The impact of the austerity policies has been damaging for the mental health of the most disadvantaged families because these policies impact on all areas of life, from education and housing, to healthcare and employment. Austerity has a profound effect on the mental health of students.
As long as the Government ignores the link between poverty and mental health and refuses to reverse austerity policies then a solution to the mental health crisis students are facing will not be found.
Educators cannot take the place of Child and Adolescent Mental Health Service (CAHMS) professionals; these services must be provided locally by trained specialists. CAHMS teams have seen roles and funding decimated over the past five years leaving gaps in provision and differences in services across the country meaning students with mental health problems do not get the help they need.
Students need the government to take a more ambitious approach to transforming mental health provision
Educators can only do so much; access to specialists and lengthy waiting lists for appointments are a major barrier for students, schools and colleges. When surveyed about access to support services, 65% of NEU (ATL Section) members said their school or college finds it more difficult to access them compared to a year ago.
Waiting-times for CAMHS appointments can vary from a few weeks to more than a year, depending on where you live. In some areas students are being assessed and then turned down for treatment, because their problems are not serious enough. These specialised services are at breaking point, leaving them with no option but to treat only the students who are experiencing the most serious ill mental health.

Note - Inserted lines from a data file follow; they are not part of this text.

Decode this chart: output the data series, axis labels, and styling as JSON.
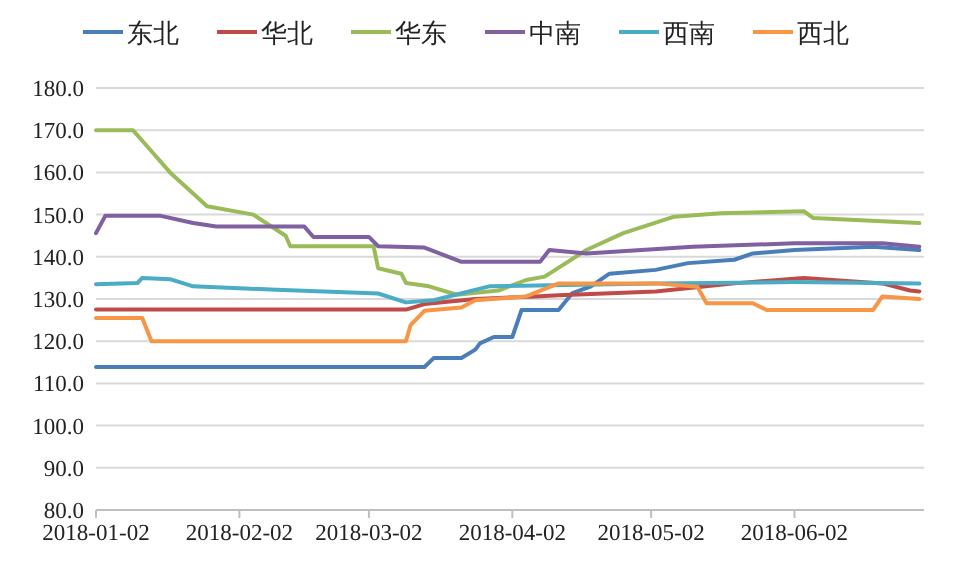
{
  "chart_data": {
    "type": "line",
    "legend": "top",
    "grid": "y",
    "xlim": [
      "2018-01-02",
      "2018-06-30"
    ],
    "xticks": [
      "2018-01-02",
      "2018-02-02",
      "2018-03-02",
      "2018-04-02",
      "2018-05-02",
      "2018-06-02"
    ],
    "ylim": [
      80,
      180
    ],
    "yticks": [
      {
        "value": 80,
        "label": "80.0"
      },
      {
        "value": 90,
        "label": "90.0"
      },
      {
        "value": 100,
        "label": "100.0"
      },
      {
        "value": 110,
        "label": "110.0"
      },
      {
        "value": 120,
        "label": "120.0"
      },
      {
        "value": 130,
        "label": "130.0"
      },
      {
        "value": 140,
        "label": "140.0"
      },
      {
        "value": 150,
        "label": "150.0"
      },
      {
        "value": 160,
        "label": "160.0"
      },
      {
        "value": 170,
        "label": "170.0"
      },
      {
        "value": 180,
        "label": "180.0"
      }
    ],
    "series": [
      {
        "name": "东北",
        "color": "#4a7ebb",
        "x": [
          "2018-01-02",
          "2018-03-14",
          "2018-03-16",
          "2018-03-22",
          "2018-03-25",
          "2018-03-26",
          "2018-03-29",
          "2018-04-02",
          "2018-04-04",
          "2018-04-12",
          "2018-04-15",
          "2018-04-19",
          "2018-04-23",
          "2018-05-03",
          "2018-05-10",
          "2018-05-20",
          "2018-05-24",
          "2018-06-02",
          "2018-06-19",
          "2018-06-29"
        ],
        "values": [
          113.9,
          113.9,
          116,
          116,
          118,
          119.5,
          121,
          121,
          127.4,
          127.4,
          131.4,
          133,
          136,
          136.9,
          138.5,
          139.3,
          140.8,
          141.6,
          142.4,
          141.6
        ]
      },
      {
        "name": "华北",
        "color": "#be4b48",
        "x": [
          "2018-01-02",
          "2018-03-10",
          "2018-03-14",
          "2018-03-25",
          "2018-04-07",
          "2018-04-12",
          "2018-05-03",
          "2018-05-20",
          "2018-06-04",
          "2018-06-21",
          "2018-06-27",
          "2018-06-29"
        ],
        "values": [
          127.5,
          127.5,
          128.8,
          130,
          130.6,
          130.9,
          131.8,
          133.7,
          135,
          133.7,
          132,
          131.8
        ]
      },
      {
        "name": "华东",
        "color": "#9bbb59",
        "x": [
          "2018-01-02",
          "2018-01-10",
          "2018-01-14",
          "2018-01-18",
          "2018-01-23",
          "2018-01-26",
          "2018-02-05",
          "2018-02-12",
          "2018-02-13",
          "2018-03-03",
          "2018-03-04",
          "2018-03-09",
          "2018-03-10",
          "2018-03-15",
          "2018-03-21",
          "2018-03-30",
          "2018-04-05",
          "2018-04-09",
          "2018-04-18",
          "2018-04-26",
          "2018-05-07",
          "2018-05-17",
          "2018-06-04",
          "2018-06-06",
          "2018-06-29"
        ],
        "values": [
          170,
          170,
          165,
          160,
          155,
          152,
          150,
          145,
          142.5,
          142.5,
          137.3,
          136,
          133.8,
          133,
          131,
          132,
          134.5,
          135.3,
          141.6,
          145.6,
          149.5,
          150.3,
          150.8,
          149.2,
          148
        ]
      },
      {
        "name": "中南",
        "color": "#7f60a0",
        "x": [
          "2018-01-02",
          "2018-01-04",
          "2018-01-16",
          "2018-01-23",
          "2018-01-28",
          "2018-02-16",
          "2018-02-18",
          "2018-03-02",
          "2018-03-04",
          "2018-03-14",
          "2018-03-22",
          "2018-04-08",
          "2018-04-10",
          "2018-04-18",
          "2018-05-11",
          "2018-06-02",
          "2018-06-21",
          "2018-06-29"
        ],
        "values": [
          145.6,
          149.7,
          149.7,
          148,
          147.2,
          147.2,
          144.7,
          144.7,
          142.5,
          142.2,
          138.8,
          138.8,
          141.6,
          140.8,
          142.4,
          143.2,
          143.2,
          142.4
        ]
      },
      {
        "name": "西南",
        "color": "#4bacc6",
        "x": [
          "2018-01-02",
          "2018-01-11",
          "2018-01-12",
          "2018-01-18",
          "2018-01-23",
          "2018-02-10",
          "2018-03-04",
          "2018-03-10",
          "2018-03-16",
          "2018-03-28",
          "2018-05-03",
          "2018-06-02",
          "2018-06-29"
        ],
        "values": [
          133.5,
          133.8,
          135,
          134.7,
          133,
          132.2,
          131.3,
          129.2,
          129.7,
          133,
          133.7,
          134,
          133.7
        ]
      },
      {
        "name": "西北",
        "color": "#f79646",
        "x": [
          "2018-01-02",
          "2018-01-12",
          "2018-01-14",
          "2018-03-10",
          "2018-03-11",
          "2018-03-14",
          "2018-03-22",
          "2018-03-25",
          "2018-04-05",
          "2018-04-12",
          "2018-05-03",
          "2018-05-12",
          "2018-05-14",
          "2018-05-24",
          "2018-05-27",
          "2018-06-19",
          "2018-06-21",
          "2018-06-29"
        ],
        "values": [
          125.5,
          125.5,
          120,
          120,
          123.8,
          127.2,
          128,
          129.7,
          130.6,
          133.7,
          133.7,
          132.9,
          129,
          129,
          127.4,
          127.4,
          130.6,
          130
        ]
      }
    ]
  }
}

To have a positive impact on student’s mental health the Government must allocate sufficient funding for CAMHS so that these specialised services have strong links with schools and colleges allowing students to access specialised support when they need it.
Students need the government to take a more ambitious approach to transforming mental health provision. A Government that’s complacent about child poverty and relaxed about excessive testing will not transform mental health provision.
When the Government publishes its response to the consultation, we want to see:
- Adequate funding allocated for schools and colleges
- Adequate funding allocated for CAMHS
- Joined up policy that links education, housing and healthcare
- A review of accountability measures
- A broader curriculum
- PSHE to be compulsory in all schools
If the Government are serious about transforming mental health provision, they must listen to students, educators, parents and specialist service providers who are asking for sustainable, long term change to the way we approach mental health.